As part of the Year of the Paddock Tree campaign, the Goulburn Broken Catchment Management Authority, Greater Shepparton City Council and the CFA have joined forces to protect the catchment’s scattered trees in coming months.
CFA’s vegetation management officer for the north-east region Phil Hawkey said landholders must establish a three-metre firebreak around trees.
‘‘That means there can be no flammable material around the tree,’’ Mr Hawkey said.
‘‘Sometimes simply raking around the trees is all it takes.’’
He said it was essential landowners monitored the fire to ensure a safe and effective burn.
‘‘A person has to be in attendance at all times while the fire is alight and must have the capacity and means to extinguish the fire,’’ he said.
Quite apart from the loss of vegetation when paddock trees are destroyed during stubble burns, Mr Hawkey said burning trees were the single biggest killer of firefighters.

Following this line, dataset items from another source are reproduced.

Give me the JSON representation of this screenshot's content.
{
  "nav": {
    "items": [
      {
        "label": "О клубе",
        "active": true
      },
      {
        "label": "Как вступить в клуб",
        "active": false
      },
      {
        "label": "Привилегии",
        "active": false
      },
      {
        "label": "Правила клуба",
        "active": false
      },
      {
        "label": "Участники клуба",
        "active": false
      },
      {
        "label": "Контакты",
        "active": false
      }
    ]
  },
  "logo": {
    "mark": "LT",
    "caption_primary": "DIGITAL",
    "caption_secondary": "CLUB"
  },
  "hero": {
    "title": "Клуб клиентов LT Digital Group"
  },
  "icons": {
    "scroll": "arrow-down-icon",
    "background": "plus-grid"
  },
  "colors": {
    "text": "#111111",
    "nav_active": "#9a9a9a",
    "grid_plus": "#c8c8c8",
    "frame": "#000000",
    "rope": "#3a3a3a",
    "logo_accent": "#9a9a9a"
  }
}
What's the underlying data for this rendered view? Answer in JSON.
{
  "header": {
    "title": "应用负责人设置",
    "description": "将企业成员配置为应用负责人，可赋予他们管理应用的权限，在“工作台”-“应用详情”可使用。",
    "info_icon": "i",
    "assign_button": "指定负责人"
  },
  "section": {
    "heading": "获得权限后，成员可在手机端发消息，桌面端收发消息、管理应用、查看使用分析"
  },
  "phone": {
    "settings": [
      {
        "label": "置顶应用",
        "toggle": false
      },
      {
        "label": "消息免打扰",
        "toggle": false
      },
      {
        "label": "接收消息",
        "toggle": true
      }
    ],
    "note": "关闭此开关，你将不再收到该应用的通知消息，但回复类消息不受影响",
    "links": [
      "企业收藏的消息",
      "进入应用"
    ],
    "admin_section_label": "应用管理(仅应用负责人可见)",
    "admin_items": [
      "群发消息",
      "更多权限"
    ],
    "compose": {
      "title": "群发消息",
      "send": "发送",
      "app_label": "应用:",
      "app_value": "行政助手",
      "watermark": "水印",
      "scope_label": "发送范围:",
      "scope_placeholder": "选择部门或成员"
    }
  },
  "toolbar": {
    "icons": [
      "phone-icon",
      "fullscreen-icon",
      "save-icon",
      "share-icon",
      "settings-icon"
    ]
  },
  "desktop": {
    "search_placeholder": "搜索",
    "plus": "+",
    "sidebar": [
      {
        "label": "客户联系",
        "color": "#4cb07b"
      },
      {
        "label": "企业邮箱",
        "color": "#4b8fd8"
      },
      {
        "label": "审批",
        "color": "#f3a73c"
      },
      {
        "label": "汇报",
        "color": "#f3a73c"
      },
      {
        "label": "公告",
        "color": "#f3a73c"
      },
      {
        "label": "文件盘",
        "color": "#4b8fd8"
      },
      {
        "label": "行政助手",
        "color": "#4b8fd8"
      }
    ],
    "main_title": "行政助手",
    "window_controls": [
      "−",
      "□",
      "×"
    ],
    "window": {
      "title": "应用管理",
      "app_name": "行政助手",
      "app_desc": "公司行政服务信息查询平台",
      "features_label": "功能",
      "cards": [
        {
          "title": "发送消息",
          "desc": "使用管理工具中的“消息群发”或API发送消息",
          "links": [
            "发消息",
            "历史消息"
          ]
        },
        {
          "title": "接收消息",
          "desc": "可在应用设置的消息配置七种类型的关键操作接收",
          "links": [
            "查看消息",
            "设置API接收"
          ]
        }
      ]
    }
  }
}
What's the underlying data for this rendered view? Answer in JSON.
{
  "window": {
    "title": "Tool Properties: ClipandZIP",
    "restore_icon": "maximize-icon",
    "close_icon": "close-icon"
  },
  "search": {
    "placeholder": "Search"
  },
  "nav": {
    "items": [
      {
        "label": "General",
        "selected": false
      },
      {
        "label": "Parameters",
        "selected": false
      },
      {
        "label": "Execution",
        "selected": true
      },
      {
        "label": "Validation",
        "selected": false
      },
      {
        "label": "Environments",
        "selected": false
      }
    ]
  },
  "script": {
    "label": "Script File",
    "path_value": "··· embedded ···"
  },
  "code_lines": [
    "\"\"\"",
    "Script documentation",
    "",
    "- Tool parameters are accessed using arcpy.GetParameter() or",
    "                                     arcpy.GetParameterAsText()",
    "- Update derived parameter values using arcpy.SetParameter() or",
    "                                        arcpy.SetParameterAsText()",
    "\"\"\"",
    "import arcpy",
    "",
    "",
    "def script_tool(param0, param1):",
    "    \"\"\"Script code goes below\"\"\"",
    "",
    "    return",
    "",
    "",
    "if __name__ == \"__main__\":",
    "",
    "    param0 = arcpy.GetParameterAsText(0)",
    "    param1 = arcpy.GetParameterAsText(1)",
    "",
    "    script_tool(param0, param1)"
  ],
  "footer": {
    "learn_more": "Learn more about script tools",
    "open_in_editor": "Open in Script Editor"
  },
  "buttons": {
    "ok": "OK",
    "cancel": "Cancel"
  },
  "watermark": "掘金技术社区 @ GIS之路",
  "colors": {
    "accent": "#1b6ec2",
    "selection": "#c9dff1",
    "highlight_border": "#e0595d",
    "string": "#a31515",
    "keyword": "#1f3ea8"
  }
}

‘‘Burning trees are the number one cause of deaths for firefighters in Australia.
‘‘They are so unpredictable once they are fully ablaze and there’s no telling when they’ll fall or drop branches.’’
Mr Hawkey has noticed a welcome shift in thinking about the value of paddock trees during his tenure with the CFA. ‘‘There’s still more work to be done but I’m convinced that many landowners now appreciate the value of the natural resources on their properties. You can’t replace a tree in a hurry.’’
Goulburn Broken CMA’s Rebecca Caldwell said stubble burns posed a significant threat to the viability of scattered trees in the landscape.